Once in a while I like to explore some less-known datasets. Let’s have a look at this dataset on glass identification.
Domain knowledge and original publication
The dataset originates from work by Evett and Spiehler [1]. The goal of the paper was to introduce a decision framework to decide what kind of glass was found at a crime scene or on clothes. Unfortunately, there exist no reference metrics in the original paper.
Dataset exploration
Let’s have a look at the dataset:
import time
import numpy as np
import matplotlib.pyplot as plt
import pandas as pd
input_file_path = "./data/glass.data"
input_header = ["Id", "RI", "Na", "Mg", "Al", "Si", "K", "Ca", "Ba", "Fe", "type"]
input_data = pd.read_csv(input_file_path,
names=input_header)
input_data.drop(["Id"], axis=1, inplace=True)
display(input_data.head(2))
display(input_data.tail(2))
input_data.describe()
RI | Na | Mg | Al | Si | K | Ca | Ba | Fe | type | |
---|---|---|---|---|---|---|---|---|---|---|
0 | 1.52101 | 13.64 | 4.49 | 1.10 | 71.78 | 0.06 | 8.75 | 0.0 | 0.0 | 1 |
1 | 1.51761 | 13.89 | 3.60 | 1.36 | 72.73 | 0.48 | 7.83 | 0.0 | 0.0 | 1 |
RI | Na | Mg | Al | Si | K | Ca | Ba | Fe | type | |
---|---|---|---|---|---|---|---|---|---|---|
212 | 1.51651 | 14.38 | 0.0 | 1.94 | 73.61 | 0.0 | 8.48 | 1.57 | 0.0 | 7 |
213 | 1.51711 | 14.23 | 0.0 | 2.08 | 73.36 | 0.0 | 8.62 | 1.67 | 0.0 | 7 |
RI | Na | Mg | Al | Si | K | Ca | Ba | Fe | type | |
---|---|---|---|---|---|---|---|---|---|---|
count | 214.000000 | 214.000000 | 214.000000 | 214.000000 | 214.000000 | 214.000000 | 214.000000 | 214.000000 | 214.000000 | 214.000000 |
mean | 1.518365 | 13.407850 | 2.684533 | 1.444907 | 72.650935 | 0.497056 | 8.956963 | 0.175047 | 0.057009 | 2.780374 |
std | 0.003037 | 0.816604 | 1.442408 | 0.499270 | 0.774546 | 0.652192 | 1.423153 | 0.497219 | 0.097439 | 2.103739 |
min | 1.511150 | 10.730000 | 0.000000 | 0.290000 | 69.810000 | 0.000000 | 5.430000 | 0.000000 | 0.000000 | 1.000000 |
25% | 1.516523 | 12.907500 | 2.115000 | 1.190000 | 72.280000 | 0.122500 | 8.240000 | 0.000000 | 0.000000 | 1.000000 |
50% | 1.517680 | 13.300000 | 3.480000 | 1.360000 | 72.790000 | 0.555000 | 8.600000 | 0.000000 | 0.000000 | 2.000000 |
75% | 1.519157 | 13.825000 | 3.600000 | 1.630000 | 73.087500 | 0.610000 | 9.172500 | 0.000000 | 0.100000 | 3.000000 |
max | 1.533930 | 17.380000 | 4.490000 | 3.500000 | 75.410000 | 6.210000 | 16.190000 | 3.150000 | 0.510000 | 7.000000 |
plt.close('all')
plt.figure(figsize=(7,(input_data.shape[-1] // 2) * 3))
idx = 1
for col in input_data:
plt.subplot((input_data.shape[-1] // 2),2, idx)
idx += 1
plt.boxplot(input_data[col], meanline=False, notch=True, labels=[''])
plt.title(col)
plt.tight_layout()
plt.show()
Since each varibale has a different scale and we want to increase convergence, it is time to scale them to [0,1]:
from sklearn.preprocessing import MaxAbsScaler
y_df = input_data["type"].copy()
X_df = input_data.copy()
X_df.drop(["type"], axis=1, inplace=True)
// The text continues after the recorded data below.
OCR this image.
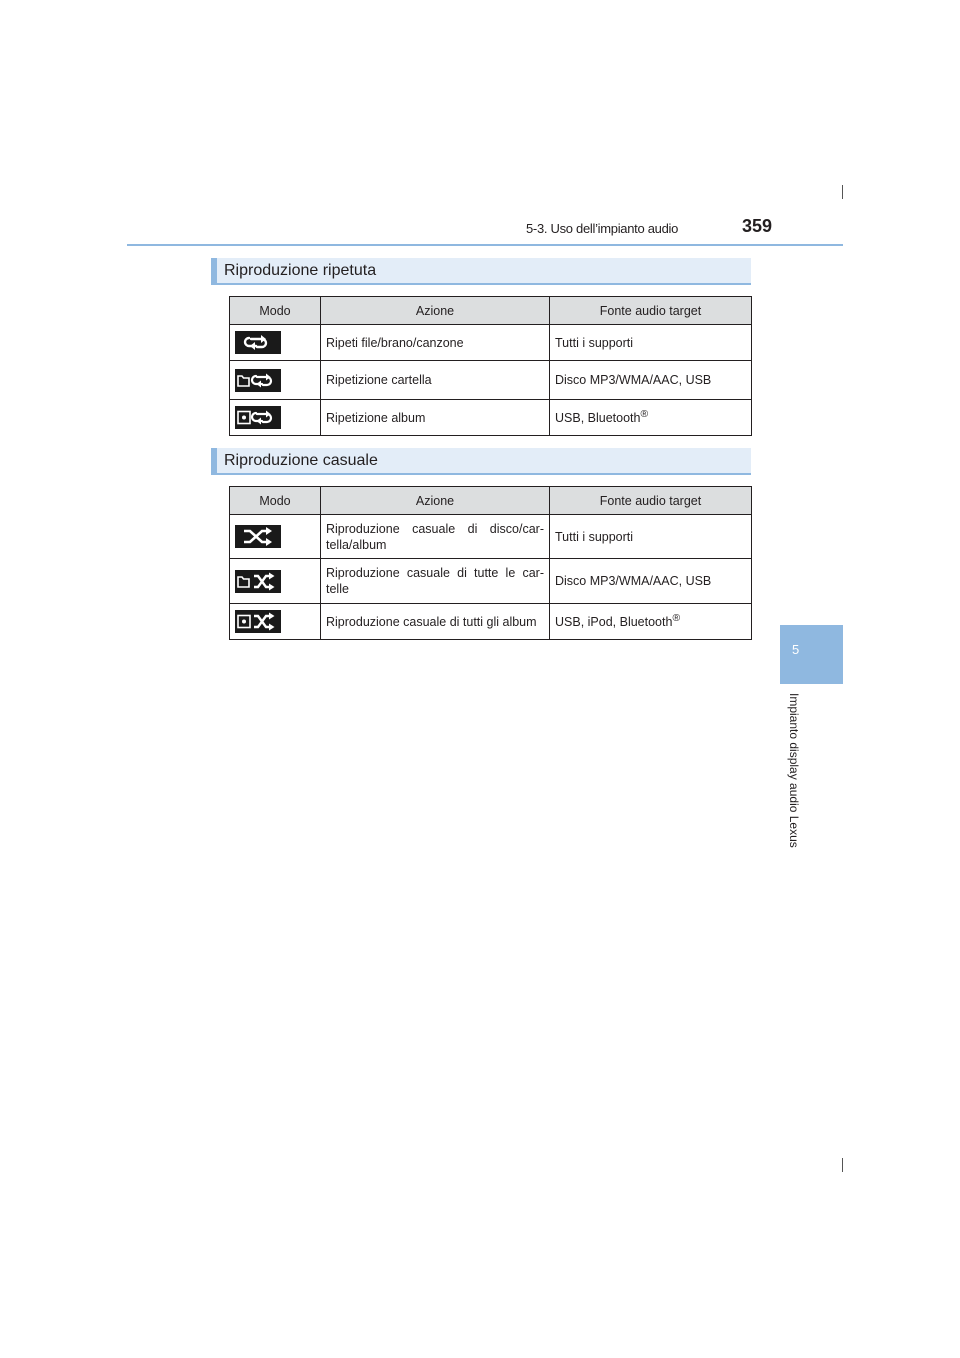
5-3. Uso dell’impianto audio	359
5
Impianto display audio Lexus
Riproduzione ripetuta
Modo	Azione	Fonte audio target

	Ripeti file/brano/canzone	Tutti i supporti

	Ripetizione cartella	Disco MP3/WMA/AAC, USB

	Ripetizione album	USB, Bluetooth®
Riproduzione casuale
Modo	Azione	Fonte audio target

	Riproduzione casuale di disco/car-tella/album	Tutti i supporti

	Riproduzione casuale di tutte le car-telle	Disco MP3/WMA/AAC, USB

	Riproduzione casuale di tutti gli album	USB, iPod, Bluetooth®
input_data_scaled_df = X_df.copy()
scaler = MaxAbsScaler()
input_data_scaled = scaler.fit_transform(X_df)
input_data_scaled_df.loc[:,:] = input_data_scaled
extract_scaling_function = np.ones((1,input_data_scaled_df.shape[1]))
extract_scaling_function = scaler.inverse_transform(extract_scaling_function)
Since this is my brute-force approach, let’s throw some ML algorithms at it:
from sklearn.model_selection import GridSearchCV, train_test_split
X_train, X_test, y_train, y_test = train_test_split(input_data_scaled_df, y_df,test_size=0.2, random_state=42, shuffle=True)
from sklearn.model_selection import GridSearchCV, train_test_split
X_train, X_test, y_train, y_test = train_test_split(input_data_scaled_df, y_df,test_size=0.2, random_state=42, shuffle=True)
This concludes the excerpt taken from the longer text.